MF DOOM - Operation Doomsday

Fondle'em :: 1999 :: buy this record

Operation Doomsday was a compilation, more than an album, and it was made of raw materials. But it was solid and coherent; most tracks, indeed, shared some key features. Their beats were disturbing, and full of bizarre things, like the strange violins on "Tick, Tick" – a Beatles sample, actually – and the threatening brass instruments on "Hey". The record was also full of false endings. Some tracks would end with a short pause, before starting again for a few seconds, in a purely instrumental version. It had a few freestyles, like on "The Hands of Doom", and its skits sampled heavily cartoons like Scooby-Doo, The Incredible Hulk and The Fantastic Four, whose worst enemy was no other than the cover art's Dr. Doom.

According to Dumile, his purpose with Operations Doomsday was to challenge the listeners, to shock them. He wanted to ban any easy effect, any predefined recipe. And yes, indeed, no doubt that this is what he wanted. His album, nonetheless, was enjoyable. Except for a few difficult tracks like "Tick, Tick", it was catchy.

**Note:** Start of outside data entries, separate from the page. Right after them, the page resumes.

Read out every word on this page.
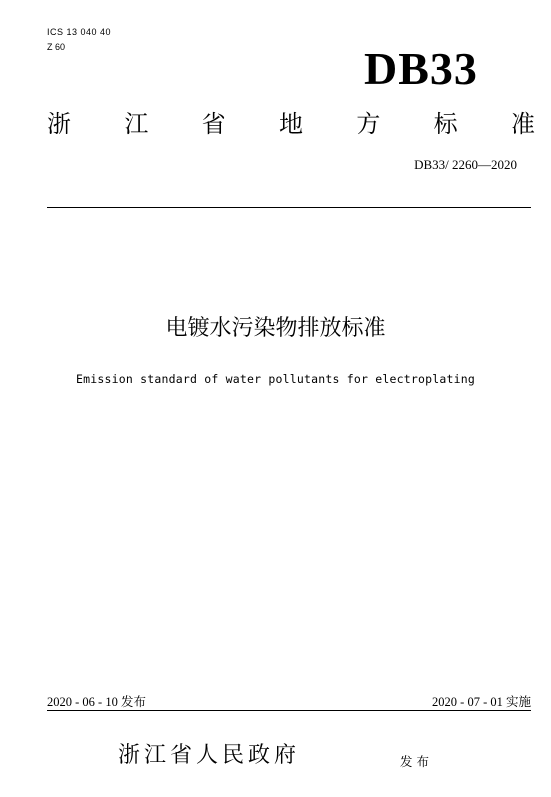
ICS 13 040 40
Z 60	DB33
浙 江 省 地 方 标 准
DB33/ 2260—2020
电镀水污染物排放标准
Emission standard of water pollutants for electroplating
2020 - 06 - 10 发布	2020 - 07 - 01 实施
浙江省人民政府	发布
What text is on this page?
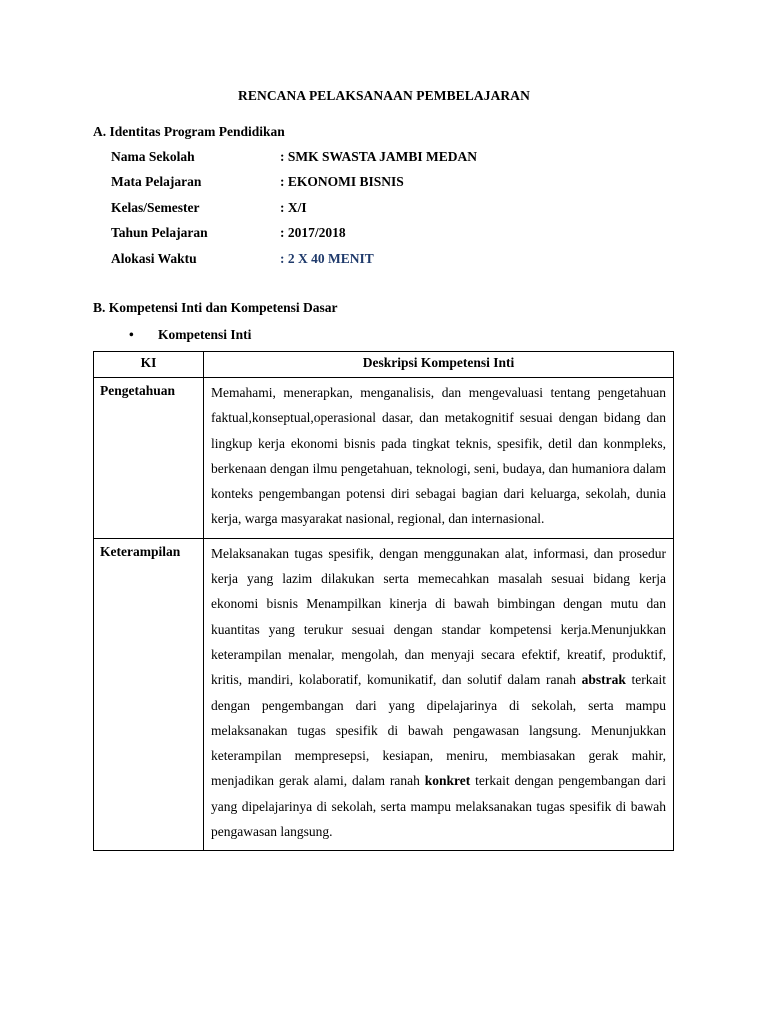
RENCANA PELAKSANAAN PEMBELAJARAN
A. Identitas Program Pendidikan
Nama Sekolah	: SMK SWASTA JAMBI MEDAN
Mata Pelajaran	: EKONOMI BISNIS
Kelas/Semester	: X/I
Tahun Pelajaran	: 2017/2018
Alokasi Waktu	: 2 X 40 MENIT
B. Kompetensi Inti dan Kompetensi Dasar
• Kompetensi Inti
KI	Deskripsi Kompetensi Inti
Pengetahuan	Memahami, menerapkan, menganalisis, dan mengevaluasi tentang pengetahuan faktual,konseptual,operasional dasar, dan metakognitif sesuai dengan bidang dan lingkup kerja ekonomi bisnis pada tingkat teknis, spesifik, detil dan konmpleks, berkenaan dengan ilmu pengetahuan, teknologi, seni, budaya, dan humaniora dalam konteks pengembangan potensi diri sebagai bagian dari keluarga, sekolah, dunia kerja, warga masyarakat nasional, regional, dan internasional.
Keterampilan	Melaksanakan tugas spesifik, dengan menggunakan alat, informasi, dan prosedur kerja yang lazim dilakukan serta memecahkan masalah sesuai bidang kerja ekonomi bisnis Menampilkan kinerja di bawah bimbingan dengan mutu dan kuantitas yang terukur sesuai dengan standar kompetensi kerja.Menunjukkan keterampilan menalar, mengolah, dan menyaji secara efektif, kreatif, produktif, kritis, mandiri, kolaboratif, komunikatif, dan solutif dalam ranah abstrak terkait dengan pengembangan dari yang dipelajarinya di sekolah, serta mampu melaksanakan tugas spesifik di bawah pengawasan langsung. Menunjukkan keterampilan mempresepsi, kesiapan, meniru, membiasakan gerak mahir, menjadikan gerak alami, dalam ranah konkret terkait dengan pengembangan dari yang dipelajarinya di sekolah, serta mampu melaksanakan tugas spesifik di bawah pengawasan langsung.
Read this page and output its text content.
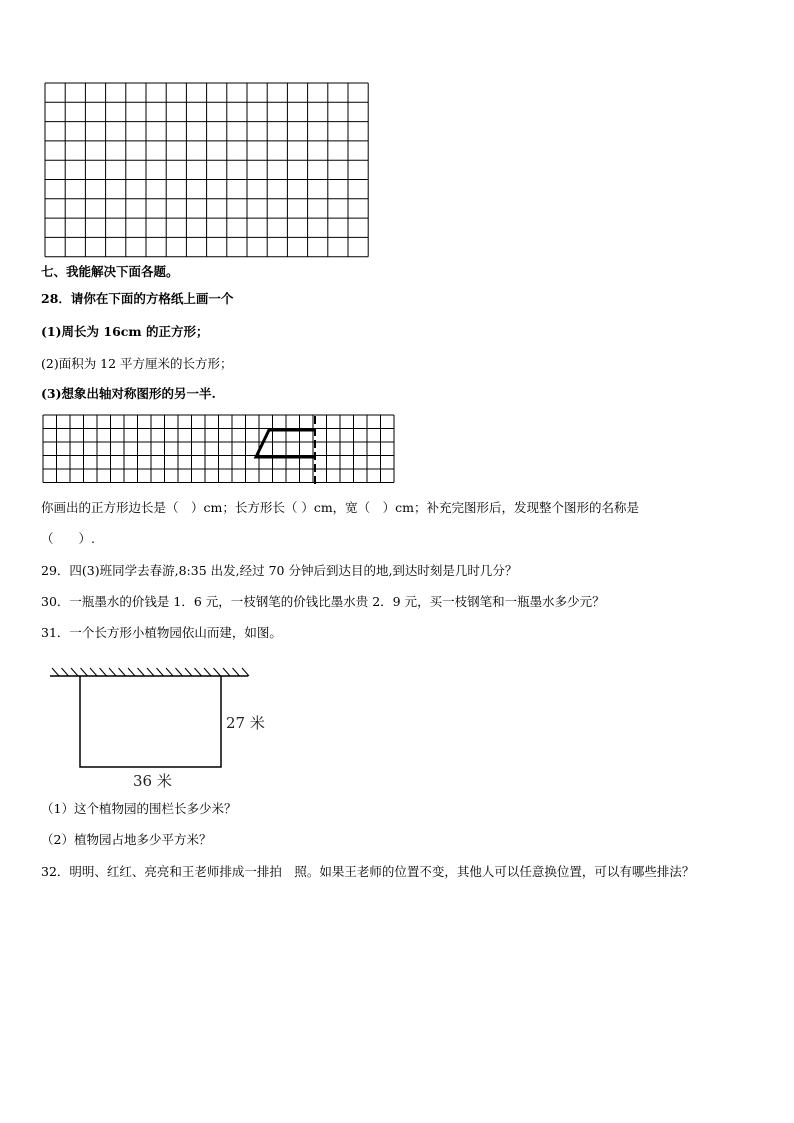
七、我能解决下面各题。
28．请你在下面的方格纸上画一个
(1)周长为 16cm 的正方形；
(2)面积为 12 平方厘米的长方形；
(3)想象出轴对称图形的另一半.
你画出的正方形边长是（　）cm；长方形长（ ）cm，宽（　）cm；补充完图形后，发现整个图形的名称是
（　　）.
29．四(3)班同学去春游,8:35 出发,经过 70 分钟后到达目的地,到达时刻是几时几分？
30．一瓶墨水的价钱是 1．6 元，一枝钢笔的价钱比墨水贵 2．9 元，买一枝钢笔和一瓶墨水多少元？
31．一个长方形小植物园依山而建，如图。
27 米
36 米
（1）这个植物园的围栏长多少米？
（2）植物园占地多少平方米？
32．明明、红红、亮亮和王老师排成一排拍　照。如果王老师的位置不变，其他人可以任意换位置，可以有哪些排法？
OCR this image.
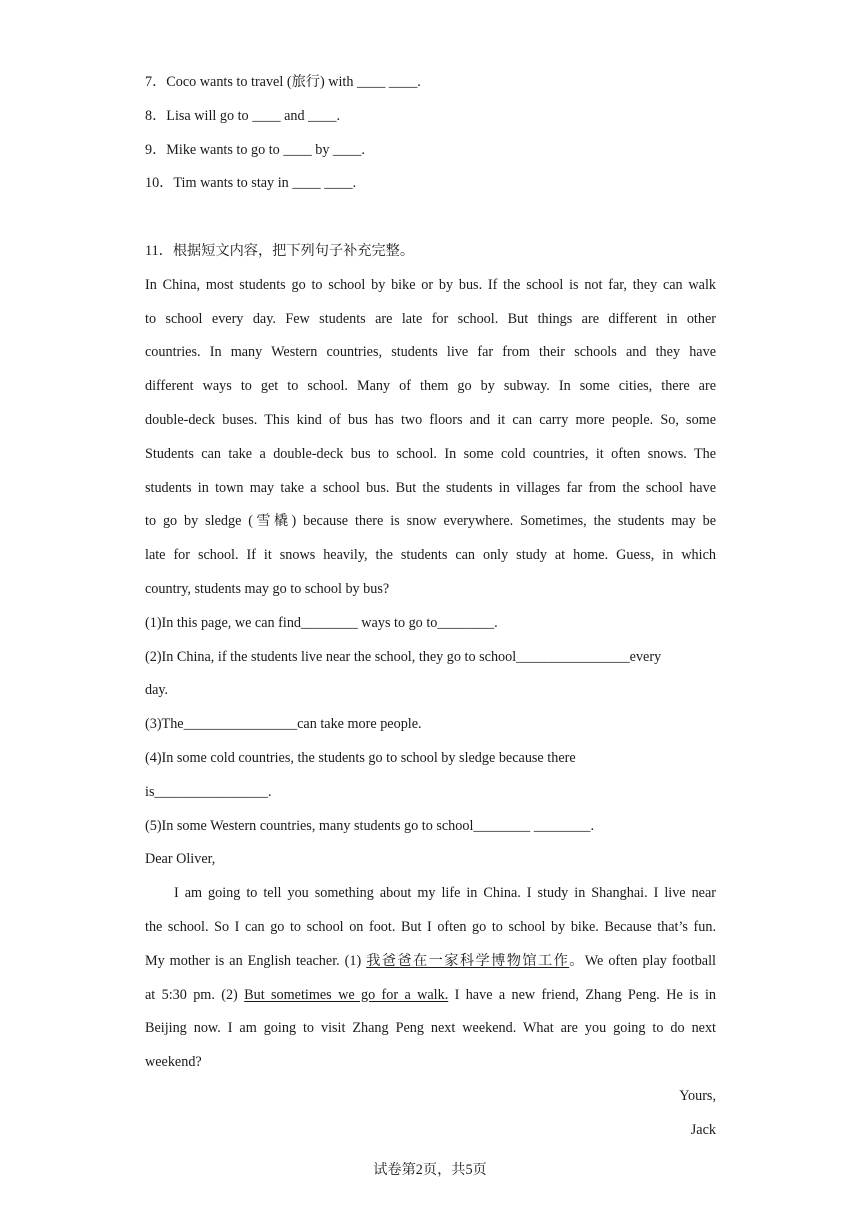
7．Coco wants to travel (旅行) with ____ ____.
8．Lisa will go to ____ and ____.
9．Mike wants to go to ____ by ____.
10．Tim wants to stay in ____ ____.
11．根据短文内容，把下列句子补充完整。
In China, most students go to school by bike or by bus. If the school is not far, they can walk
to school every day. Few students are late for school. But things are different in other
countries. In many Western countries, students live far from their schools and they have
different ways to get to school. Many of them go by subway. In some cities, there are
double-deck buses. This kind of bus has two floors and it can carry more people. So, some
Students can take a double-deck bus to school. In some cold countries, it often snows. The
students in town may take a school bus. But the students in villages far from the school have
to go by sledge (雪橇) because there is snow everywhere. Sometimes, the students may be
late for school. If it snows heavily, the students can only study at home. Guess, in which
country, students may go to school by bus?
(1)In this page, we can find________ ways to go to________.
(2)In China, if the students live near the school, they go to school________________every
day.
(3)The________________can take more people.
(4)In some cold countries, the students go to school by sledge because there
is________________.
(5)In some Western countries, many students go to school________ ________.
Dear Oliver,
I am going to tell you something about my life in China. I study in Shanghai. I live near
the school. So I can go to school on foot. But I often go to school by bike. Because that’s fun.
My mother is an English teacher. (1) 我爸爸在一家科学博物馆工作。We often play football
at 5:30 pm. (2) But sometimes we go for a walk. I have a new friend, Zhang Peng. He is in
Beijing now. I am going to visit Zhang Peng next weekend. What are you going to do next
weekend?
Yours,
Jack
试卷第2页，共5页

Later on, MF Doom would enrich his formula. He would become one of the most revered hip-hop artists in the 2000's, and a godfather for indie rap scene. He would also deliver some other great records, most critics would love. All of them, though, inclusive of the great Vaudeville Villain, would only be replicas of the seminal Operation Doomsday. His first solo album would stay his unreplaceable classic. It would be even more than that: the archetypical rap underground classic.